Found this during a recent training course, this lady is an absolute expert in her field and she has a fantastic blog called the Rugchick. If you love your rug I strongly suggest you check her out, her name is Lisa Wagner. I have taken the below from her blog to give you an idea of what you can expect to find. Happy reading Rug Lovers.

How To Vacuum Your Rug Properly.

Written by Lisa Wagner (http://rugchick.com/how-do-i-vacuum-my-rug/)

We are going to talk about three main categories of rugs: WOVEN, TUFTED, and SHAG.

WOVEN rugs are rugs were you can see the design/knots on the back side of the rug mirroring the front design. TUFTED rugs are rugs where the back side is covered up with material because it is held together with latex. SHAG rugs are the popular long pile rugs we are seeing all over the place today.

There is not one vacuum that is best for all three styles, but many better vacuums offer you options on using their suction/brushing abilities in different ways.

DUST Often.

You need to think about the process of vacuuming your rugs as DUSTING them. And dusting them often.

If you have hard floors in your home, then you know how often a fine layer of dust settles on all of your surfaces. Depending on where you live, and how good your air filtration system is, you may be dusting your surfaces – counters and floors – daily, or at least weekly.

These fine dust layers are also falling on your carpet and rugs. You just are not noticing it as much as on your smooth, flat surfaces.

With your wall-to-wall carpet, those thicker, more compacted fibers can hold up to a full POUND of dry particulate per square foot before it begins to look soiled. That is a lot of dust and grit. (This is why true professional carpet cleaners will vacuum your carpet BEFORE they steam clean it, in order to remove the bulk of that soil before getting it all wet.)

With your WOOL rugs, which are a looser construction than your installed carpeting, the level of dry soil can reach a pound per square yard before it begins to look dirty. (It is not uncommon for us to pull 2-5 pounds of dry soil out of a rug with our pre-wash dusting.)
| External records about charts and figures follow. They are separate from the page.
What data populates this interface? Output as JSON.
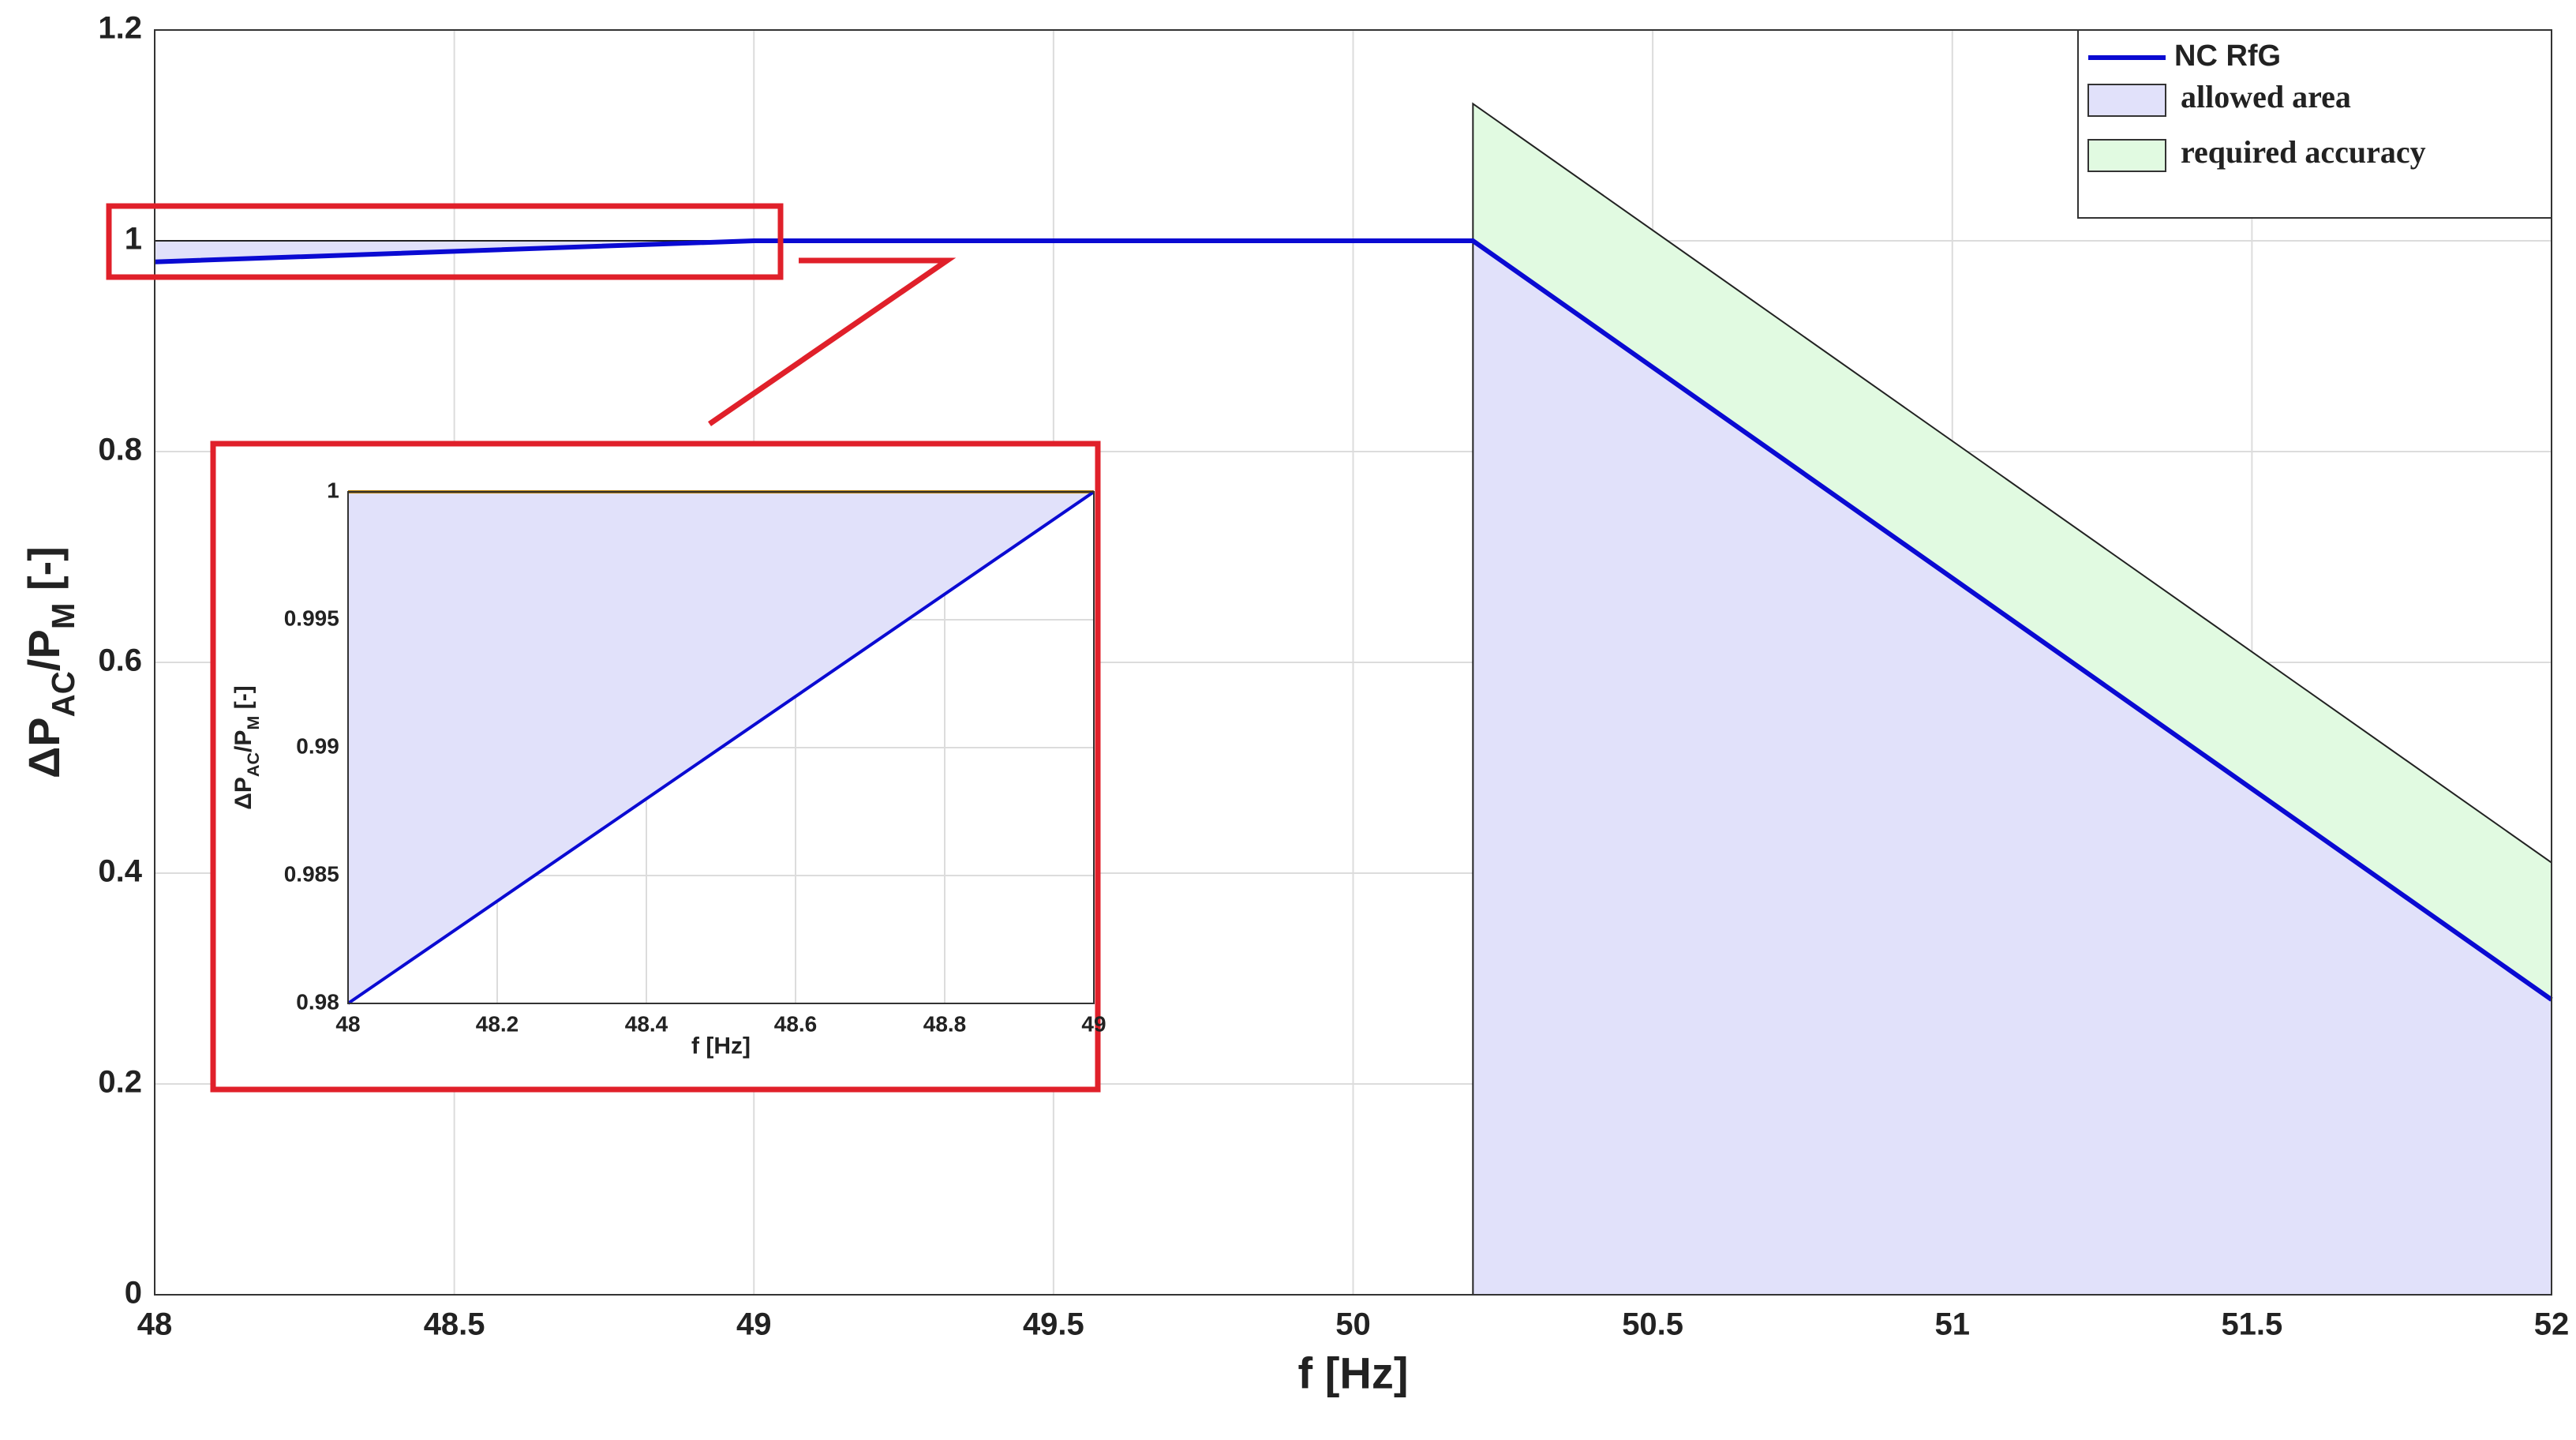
{
  "chart_data": [
    {
      "type": "line",
      "xlabel": "f [Hz]",
      "ylabel": [
        "ΔP",
        "AC",
        "/P",
        "M",
        " [-]"
      ],
      "xlim": [
        48,
        52
      ],
      "ylim": [
        0,
        1.2
      ],
      "xticks": [
        48,
        48.5,
        49,
        49.5,
        50,
        50.5,
        51,
        51.5,
        52
      ],
      "yticks": [
        0,
        0.2,
        0.4,
        0.6,
        0.8,
        1,
        1.2
      ],
      "grid": true,
      "legend": "upper right",
      "areas": [
        {
          "name": "allowed area",
          "color": "#e1e1fa",
          "pieces": [
            {
              "x": [
                48,
                49
              ],
              "lower": [
                0.98,
                1
              ],
              "upper": [
                1,
                1
              ]
            },
            {
              "x": [
                50.2,
                52
              ],
              "lower": [
                0,
                0
              ],
              "upper": [
                1,
                0.28
              ]
            }
          ]
        },
        {
          "name": "required accuracy",
          "color": "#e1fae1",
          "pieces": [
            {
              "x": [
                50.2,
                52
              ],
              "lower": [
                1,
                0.28
              ],
              "upper": [
                1.13,
                0.41
              ]
            }
          ]
        }
      ],
      "series": [
        {
          "name": "NC RfG",
          "color": "#0a0ad2",
          "x": [
            48,
            49,
            50.2,
            52
          ],
          "values": [
            0.98,
            1,
            1,
            0.28
          ]
        }
      ]
    },
    {
      "type": "line",
      "xlabel": "f [Hz]",
      "ylabel": [
        "ΔP",
        "AC",
        "/P",
        "M",
        " [-]"
      ],
      "xlim": [
        48,
        49
      ],
      "ylim": [
        0.98,
        1
      ],
      "xticks": [
        48,
        48.2,
        48.4,
        48.6,
        48.8,
        49
      ],
      "yticks": [
        0.98,
        0.985,
        0.99,
        0.995,
        1
      ],
      "grid": true,
      "areas": [
        {
          "color": "#e1e1fa",
          "edgecolor": "#b07a00",
          "pieces": [
            {
              "x": [
                48,
                49
              ],
              "lower": [
                0.98,
                1
              ],
              "upper": [
                1,
                1
              ]
            }
          ]
        }
      ],
      "series": [
        {
          "color": "#0a0ad2",
          "x": [
            48,
            49
          ],
          "values": [
            0.98,
            1
          ]
        }
      ]
    }
  ]
}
The danger with this grit not being dusted away when it has settled on the tips of your wool rug’s fibers is that it begins to get ground down into the base of the rug. When this happens, those sharp edged little tiny rocks cut at the fibers, and this is what creates the wear areas in your rugs. You begin to see the white cotton foundation fibers show through as white lines and white knots.

A-wear-on-rug-300x225

White cotton foundation threads exposed when wool knots are wearing down.

The trick then is to capture that dust/grit BEFORE it makes its way down into base of the fibers of your rug.

If you are not regularly vacuuming your rugs, and it has been 2 years or more since your last rug washing, then you will NOT be able to get ahead of the curve in protecting your rug. So go get it washed, and then begin this regular dusting routine.

If your rug has recently been washed, then you should not have any (or very minimal) embedded soil in the foundation, so the goal is to keep that build up of dust/grit low until the next washing.

With whatever vacuum you use, for dusting it is the “suction” that is more important than the power brushing. In fact, most brushes will be too aggressive for wool, so if you have a beater bar upright vacuum, you will likely set it at the very highest level (to keep it from digging into the wool pile) or shut the bar rotation off if your vacuum allows you to do that.

We are “dusting” the rug, not beating the living daylights out of it.